Allow me to gratuitously self-quote:
Yet, one of the drawbacks of a golden era Steve Jobs keynote — from, say, 2005 through 2008 or so — is that it maximized Jobs’ presence at the expense of the thousands of people involved in creating a product or service. Sure, you would occasionally hear from Phil Schiller, Jony Ive, Scott Forstall, and others, but there was a gravity around Jobs that made it hard for others to get as much attention.
I thought this, from Riccardo Mori, was a good counterpoint:
This is possibly the first Apple event and product introduction where I truly felt the absence of Jonathan Ive. Sure, there’s a lot of him in the new iPhones, in the sense that they’re patchworks of a few of Ive’s ideas and designs. What I mean by feeling his absence is that, while I know there are hard-working teams of expert people who are capable of putting a new iPhone together, now I ask myself, Who designed this? Who’s the designer responsible for this concept and execution?
My criticism of having only a few executives presenting the work of thousands of people is, I think, still fair, but so is its flip side: a greater number of presenters makes it harder to get an impression of who is directing these products. That is particularly true of product design. I like the new iPhones — I will have to wait until one is in my hands, but I think they might edge out the iPhone 5 and 5S as my favourite iteration of the product’s industrial design. But I do not have any sense of a single person who guided the line’s development. I don’t know that it is necessary to know the people behind the products to get an impression of whether they have been skilfully designed — I could not name anyone who worked on my camera or my watches, any of which I consider excellent examples of design and quality — but it does feel a little less complete.
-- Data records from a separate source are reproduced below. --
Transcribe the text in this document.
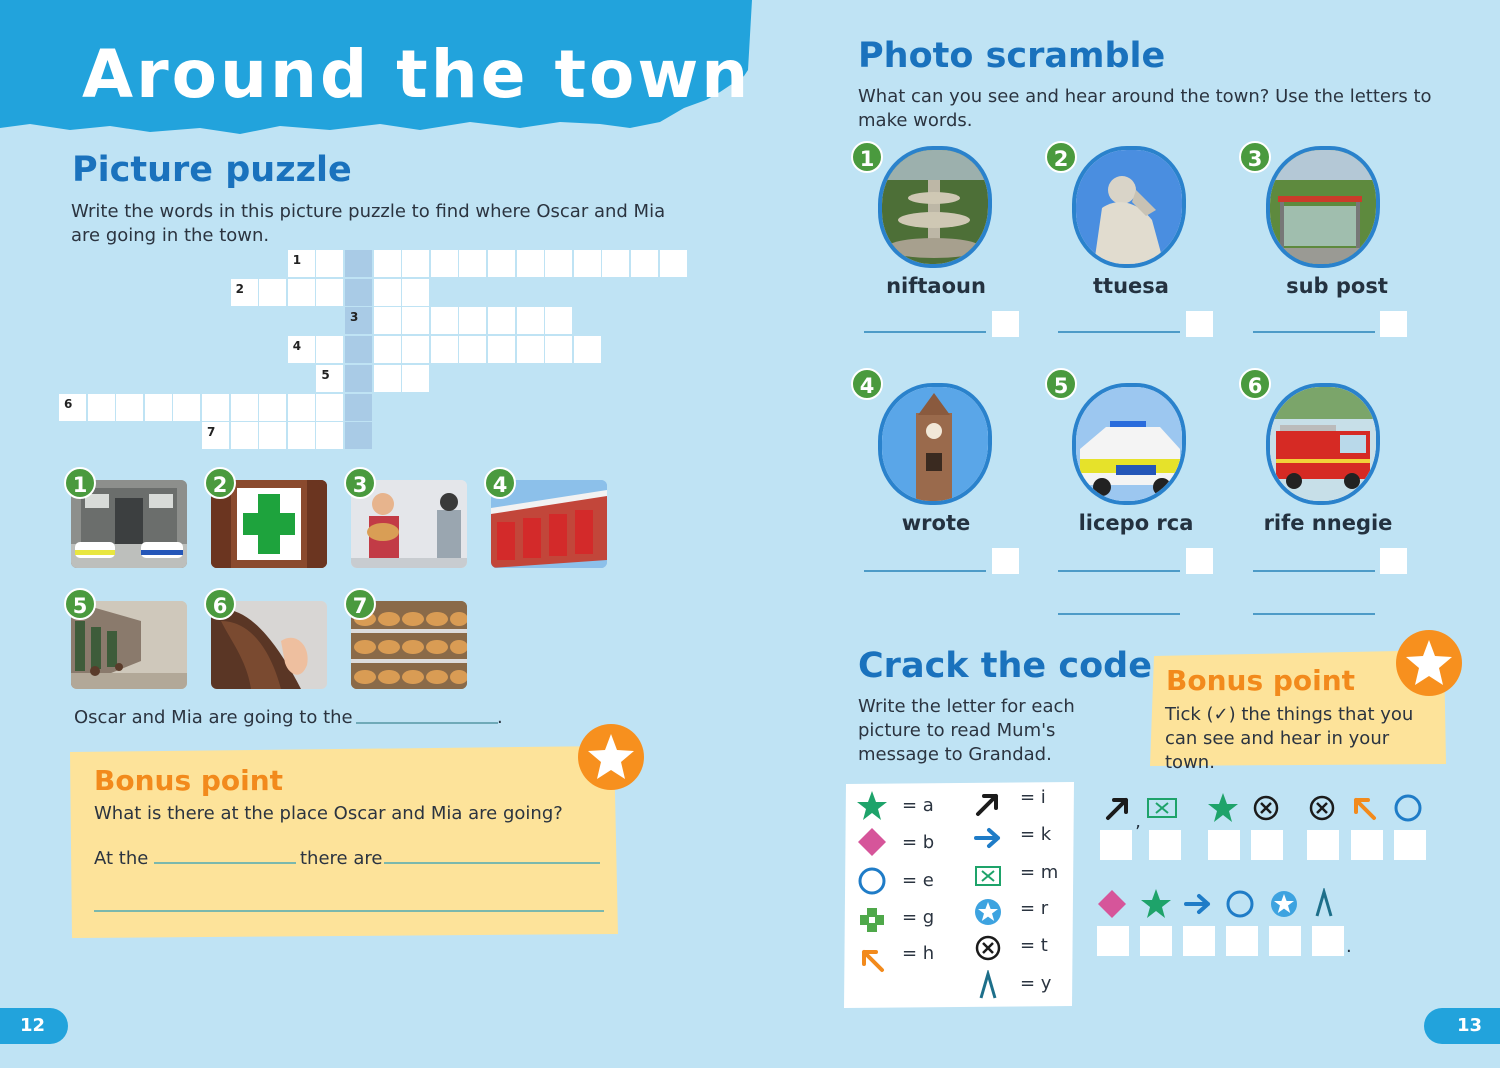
Around the town
Picture puzzle
Write the words in this picture puzzle to find where Oscar and Mia are going in the town.
1
2
3
4
5
6
7
1	2	3	4
5	6	7
Oscar and Mia are going to the	.
Bonus point
What is there at the place Oscar and Mia are going?
At the	there are
12
Photo scramble
What can you see and hear around the town? Use the letters to make words.
1	2	3
4	5	6
niftaoun	ttuesa	sub post
wrote	licepo rca	rife nnegie
Crack the code
Write the letter for each picture to read Mum's message to Grandad.
Bonus point
Tick (✓) the things that you can see and hear in your town.
= a
= b
= e
= g
= h
= i
= k
= m
= r
= t
= y
’
.
13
Update: The head of Apple’s industrial design team is Evans Hankey, which makes her the point person on this project. I stupidly forgot about this year-old change to the design teams. It is, however, odd to me that neither Hankey nor Alan Dye, who heads software design, have bios on Apple’s leadership page. For a company that prides itself on its design and quality, it seems like they should be more identifiable.